= Z & M Coach Company =

American bus operator

The Z & M Coach Company operated public buses in Queens, New York City. It was established in 1926. Its operations (and other public bus operations) were taken over by the New York City Board of Transportation, which was superseded by the New York City Transit Authority in 1953.

== History ==
The Z & M Coach Company was incorporated on August 19, 1926, by Frederick M. Zander. The company's first route, later the Q27, started in October 1928 to connect the subway in Flushing at Main Street and Amity Street to the Rosewood section of Bayside. Zander was fined $25 twice in November for operating the route without a license. He continued operating the service despite the order to stop service until he obtained a permit for it. Rosewood residents banded together to raise money and hire the bus like a taxi to allow service to continue. The bus route was supported by the Rosewood Improvement Association and the East Flushing Civic Association. The route originally operated between Flushing and the Horace Harding Expressway, and was known as the Flushing—Rosewood route.

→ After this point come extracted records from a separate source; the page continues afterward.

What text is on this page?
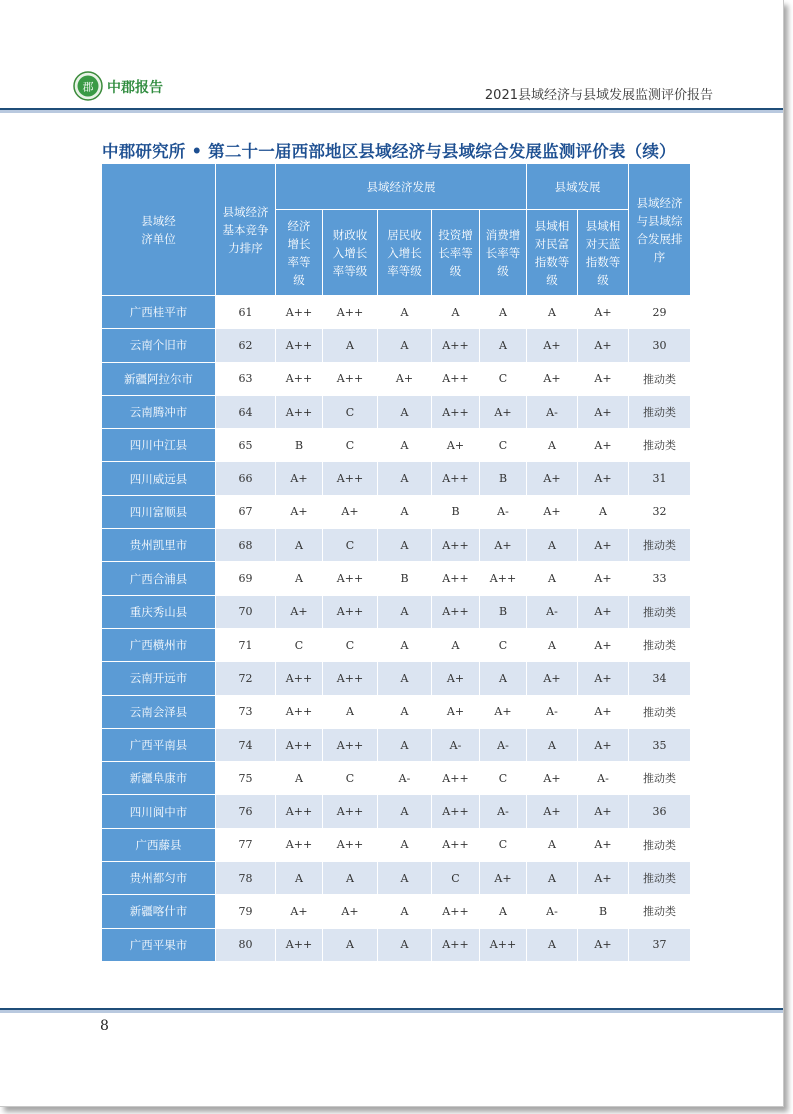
郡 中郡报告	2021县域经济与县域发展监测评价报告
中郡研究所 • 第二十一届西部地区县域经济与县域综合发展监测评价表（续）
县域经济单位	县域经济基本竞争力排序	县域经济发展					县域发展		县域经济与县域综合发展排序

		经济增长率等级	财政收入增长率等级	居民收入增长率等级	投资增长率等级	消费增长率等级	县域相对民富指数等级	县域相对天蓝指数等级	

广西桂平市	61	A++	A++	A	A	A	A	A+	29
云南个旧市	62	A++	A	A	A++	A	A+	A+	30
新疆阿拉尔市	63	A++	A++	A+	A++	C	A+	A+	推动类
云南腾冲市	64	A++	C	A	A++	A+	A-	A+	推动类
四川中江县	65	B	C	A	A+	C	A	A+	推动类
四川威远县	66	A+	A++	A	A++	B	A+	A+	31
四川富顺县	67	A+	A+	A	B	A-	A+	A	32
贵州凯里市	68	A	C	A	A++	A+	A	A+	推动类
广西合浦县	69	A	A++	B	A++	A++	A	A+	33
重庆秀山县	70	A+	A++	A	A++	B	A-	A+	推动类
广西横州市	71	C	C	A	A	C	A	A+	推动类
云南开远市	72	A++	A++	A	A+	A	A+	A+	34
云南会泽县	73	A++	A	A	A+	A+	A-	A+	推动类
广西平南县	74	A++	A++	A	A-	A-	A	A+	35
新疆阜康市	75	A	C	A-	A++	C	A+	A-	推动类
四川阆中市	76	A++	A++	A	A++	A-	A+	A+	36
广西藤县	77	A++	A++	A	A++	C	A	A+	推动类
贵州都匀市	78	A	A	A	C	A+	A	A+	推动类
新疆喀什市	79	A+	A+	A	A++	A	A-	B	推动类
广西平果市	80	A++	A	A	A++	A++	A	A+	37
8
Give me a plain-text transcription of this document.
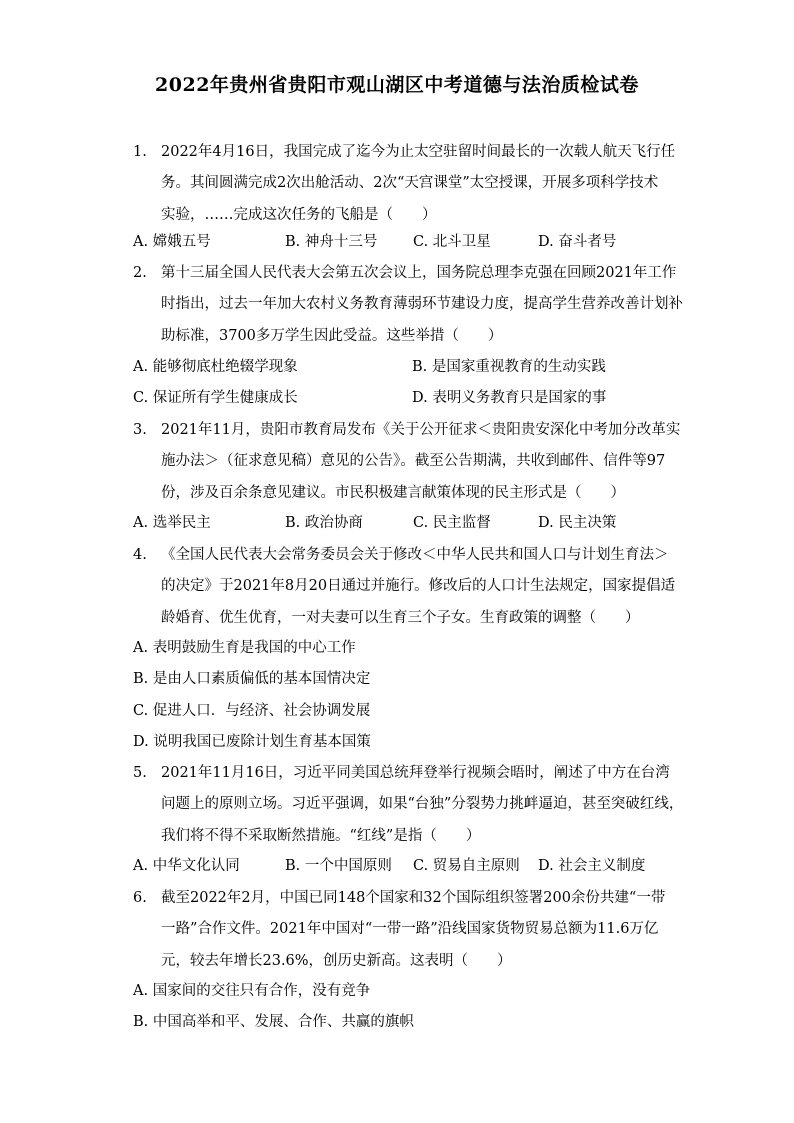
2022年贵州省贵阳市观山湖区中考道德与法治质检试卷
1. 2022年4月16日，我国完成了迄今为止太空驻留时间最长的一次载人航天飞行任
务。其间圆满完成2次出舱活动、2次“天宫课堂”太空授课，开展多项科学技术
实验，……完成这次任务的飞船是（　　）
A. 嫦娥五号	B. 神舟十三号 C. 北斗卫星	D. 奋斗者号
2. 第十三届全国人民代表大会第五次会议上，国务院总理李克强在回顾2021年工作
时指出，过去一年加大农村义务教育薄弱环节建设力度，提高学生营养改善计划补
助标准，3700多万学生因此受益。这些举措（　　）
A. 能够彻底杜绝辍学现象	B. 是国家重视教育的生动实践
C. 保证所有学生健康成长	D. 表明义务教育只是国家的事
3. 2021年11月，贵阳市教育局发布《关于公开征求＜贵阳贵安深化中考加分改革实
施办法＞（征求意见稿）意见的公告》。截至公告期满，共收到邮件、信件等97
份，涉及百余条意见建议。市民积极建言献策体现的民主形式是（　　）
A. 选举民主	B. 政治协商	C. 民主监督	D. 民主决策
4. 《全国人民代表大会常务委员会关于修改＜中华人民共和国人口与计划生育法＞
的决定》于2021年8月20日通过并施行。修改后的人口计生法规定，国家提倡适
龄婚育、优生优育，一对夫妻可以生育三个子女。生育政策的调整（　　）
A. 表明鼓励生育是我国的中心工作
B. 是由人口素质偏低的基本国情决定
C. 促进人口．与经济、社会协调发展
D. 说明我国已废除计划生育基本国策
5. 2021年11月16日，习近平同美国总统拜登举行视频会晤时，阐述了中方在台湾
问题上的原则立场。习近平强调，如果“台独”分裂势力挑衅逼迫，甚至突破红线，
我们将不得不采取断然措施。“红线”是指（　　）
A. 中华文化认同	B. 一个中国原则 C. 贸易自主原则 D. 社会主义制度
6. 截至2022年2月，中国已同148个国家和32个国际组织签署200余份共建“一带
一路”合作文件。2021年中国对“一带一路”沿线国家货物贸易总额为11.6万亿
元，较去年增长23.6%，创历史新高。这表明（　　）
A. 国家间的交往只有合作，没有竞争
B. 中国高举和平、发展、合作、共赢的旗帜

In 1931, the New York City Board of Estimate was deciding which bus route franchises would be given to which private operators. Along with thirty other bus routes, the Q27 was tentatively assigned to the North Shore Bus Company, as part of Zone B (Flushing and Northern Queens).

In 1932, the company operated a route from Flushing to Queens Village, which was divided into two five-cent fare zones. At the time, the franchise for the route was pending before the Board of Estimate. At the time, the company was not operating the Q27 to its eastern terminal named in the franchise contract. However, this was not viewed as a significant breach in the contract since that area was largely unpopulated, and since no riders ride the full length of the route.

As of March 1, 1933, Z & M Coach Corporation used six buses on its Q27 route and twelve buses on its unfranchised Flushing to Queens Village route. At the time, the Q27 was not operated to its eastern terminal.

Z & M obtained a one-year franchise to the route on December 30, 1932. On May 2, 1933, the New York State Transit Commission granted the company a certificate of public convenience and necessity for the route for the duration of the franchise. New York City granted the company another franchise for the Q27 and a franchise for the new Q26 route on April 26, 1935, for a period beginning at the end of the first contract, and ending no later than December 31, 1938. On November 9, 1936, the operation of these routes was transferred to the North Shore Bus Company. On that same date, the company started operating the Q1 and Q32, which had been operated by North Shore. Between December 31, 1936, and April 27, 1937, the company operated a route running between the Kew Gardens–Union Turnpike subway station and 165th Street and Shelton Avenue in Jamaica. In 1938, eleven new buses were placed into service.